Covenant College in Gordon is shown as a top performer in Saturday's league tables, which use the Index of Community Socio-Educational Advantage (ICSEA) to rate Canberra schools against other similar schools around the country.
The kindergarten to year 10 Christian co-educational school topped the year three reading, spelling and grammar lists, and topped every area except numeracy in the year 9 tables.
Principal Martin Keast said the success was being welcomed by students, teachers and parents, but he cautioned that his was a small school of 140 and its fortunes could fluctuate each year.
''It's a small school, so there's a big statistical swing. If we have a class of 10 and a kid in there who is not so able, it can drag you down 10 per cent,'' Mr Keast said.
''But in this case, things are going well and our parents are pleased.''
Mr Keast believed the school's performance in reading, writing, spelling and grammar was based on its adherence to a structured phonics program that has been a foundation for school reading since the 1950s.
''I believe reading is foundational; if you can't read you won't access the other subjects. There's been some strange theories that have come and gone over the years, some of which I think have done a lot of harm, so I'm encouraged that this approach seems to be working.''
The ACT branch of the Australian Education Union hit out at the publication on Friday of My School tables, describing them as ''unreliable and meaningless''.
Acting branch secretary Glenn Fowler said ''schools are jumping around all over the place.
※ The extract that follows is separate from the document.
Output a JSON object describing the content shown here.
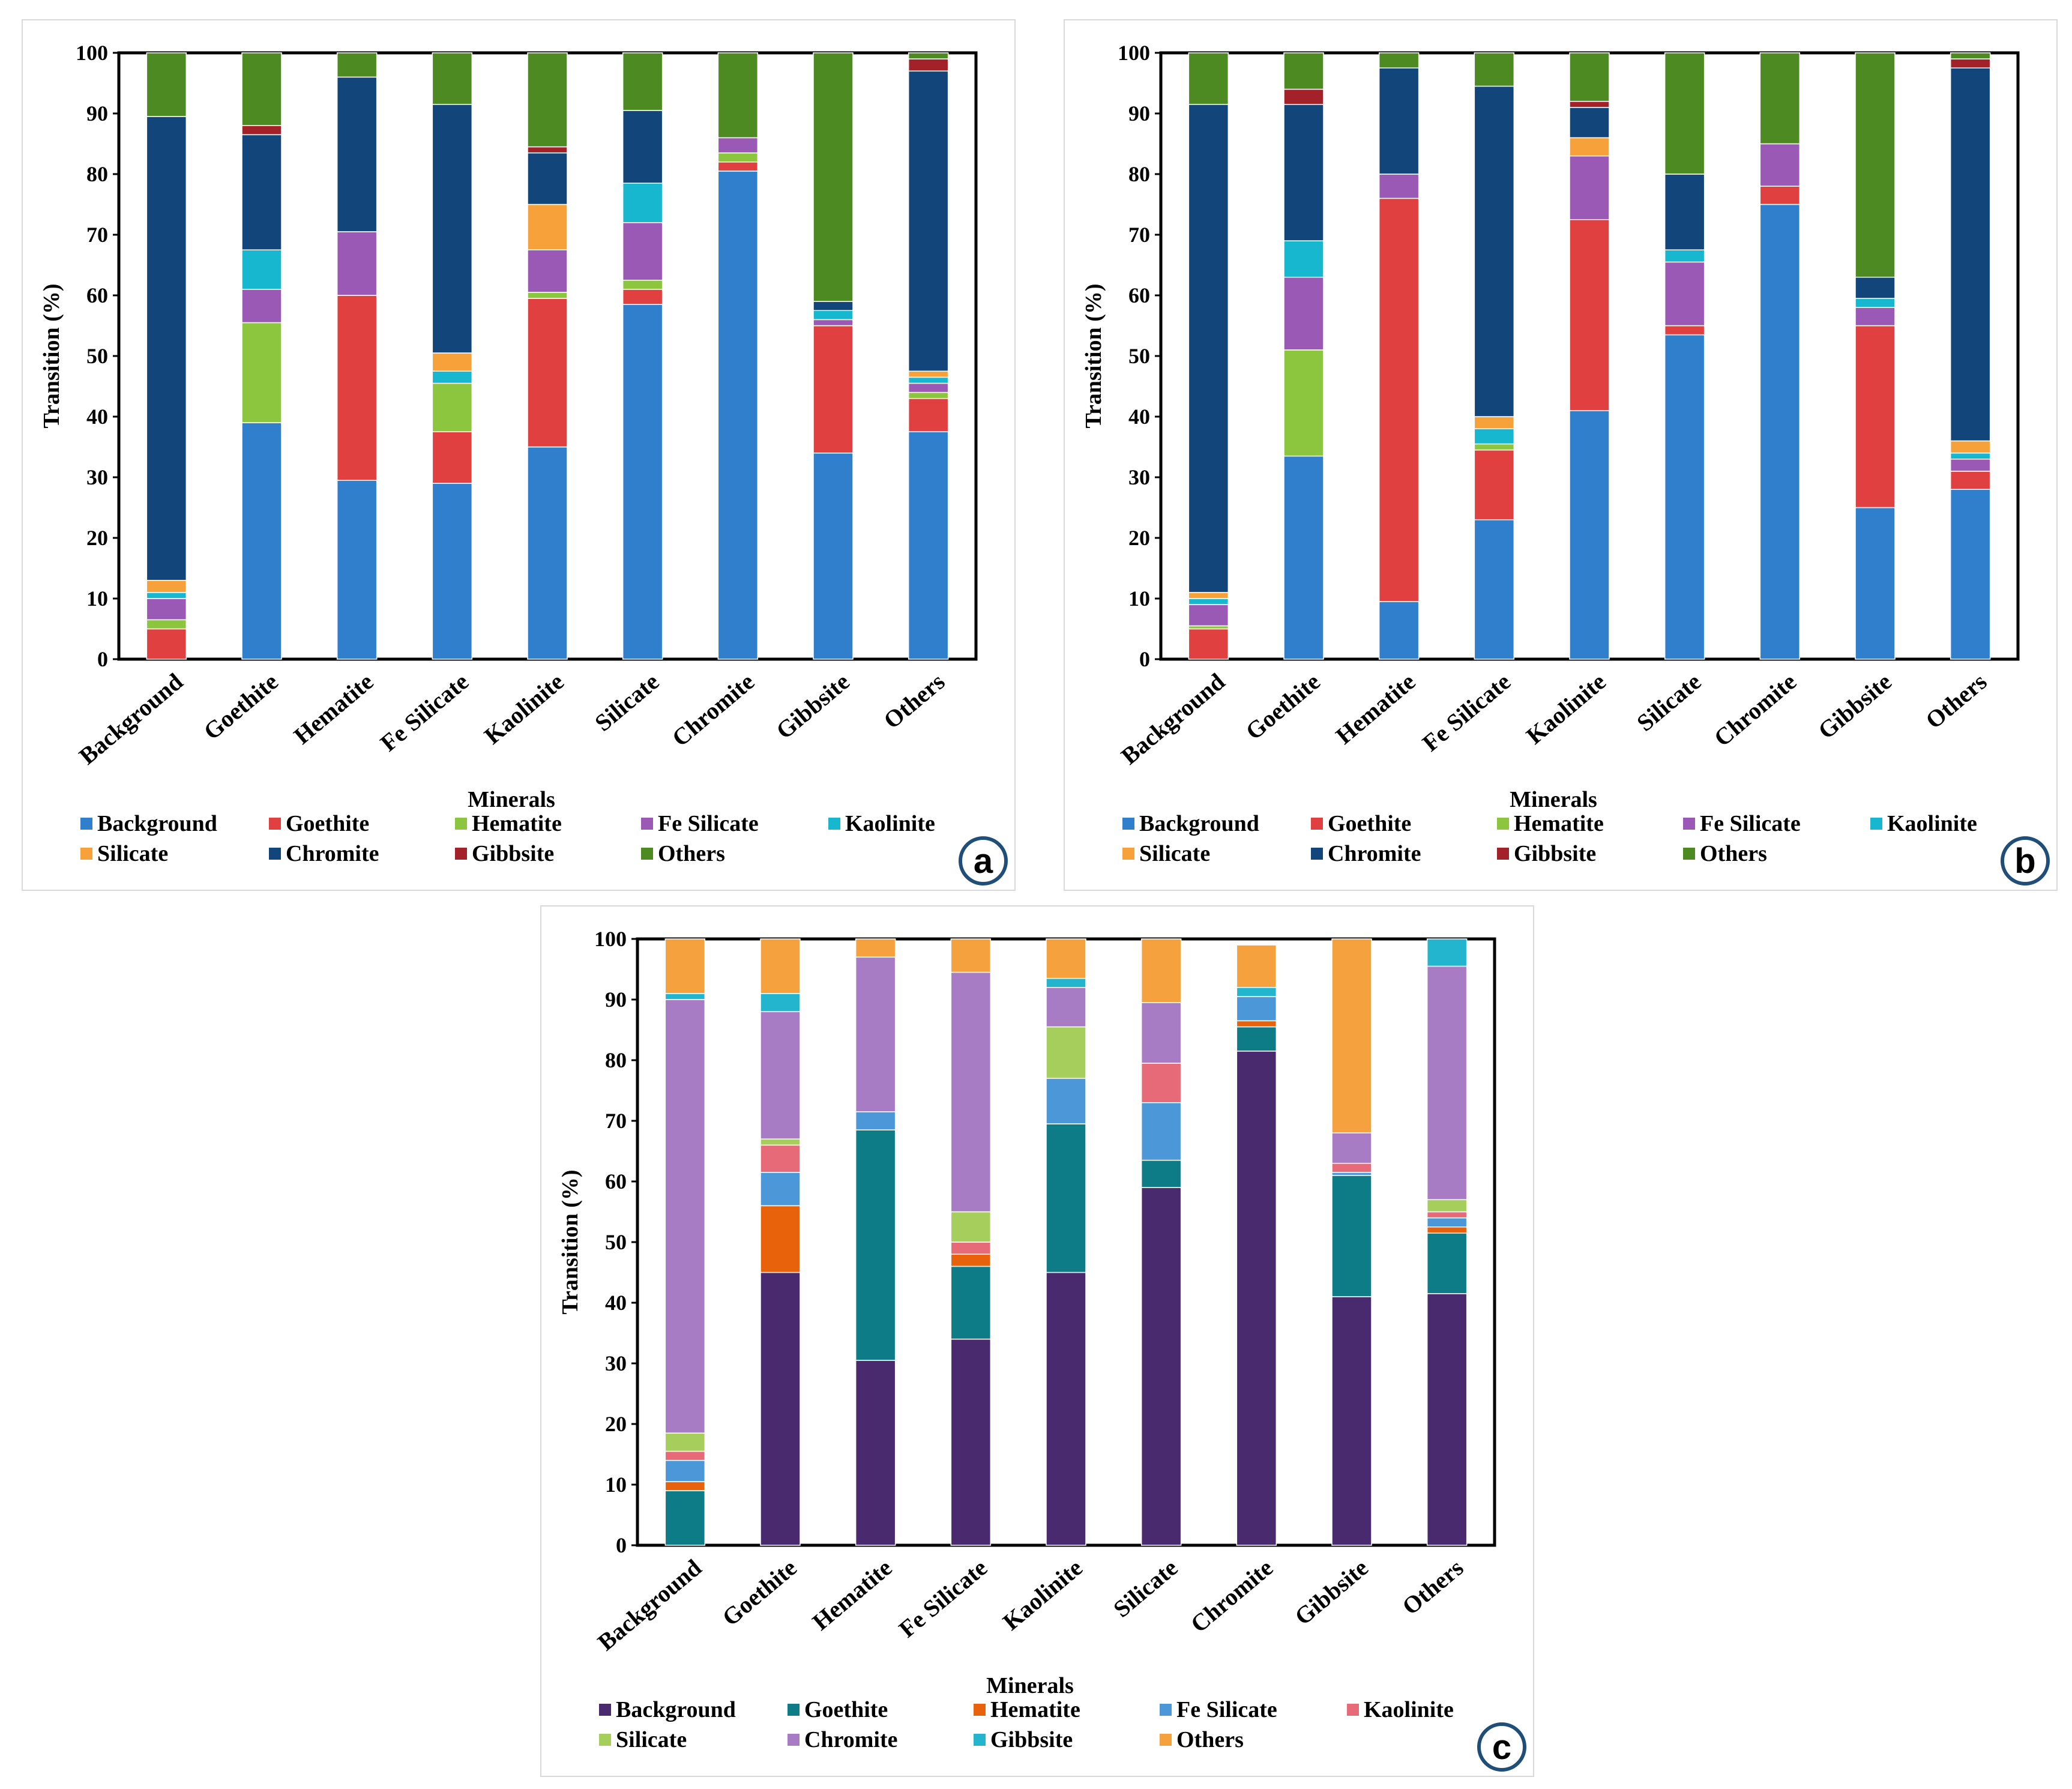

In year 3 writing, one school went from 1st last year to 66th this year, whilst in year 3 grammar another school went from 81st to 4th.''
Mr Fowler said the AEU accepted some schools have achieved progress in areas that are tested through NAPLAN, but he said the rankings were affected mostly by the strength of each year's student group.
''The simple fact is that student cohorts change every year. And the smaller the school, the greater the chance of wild fluctuations,'' he said.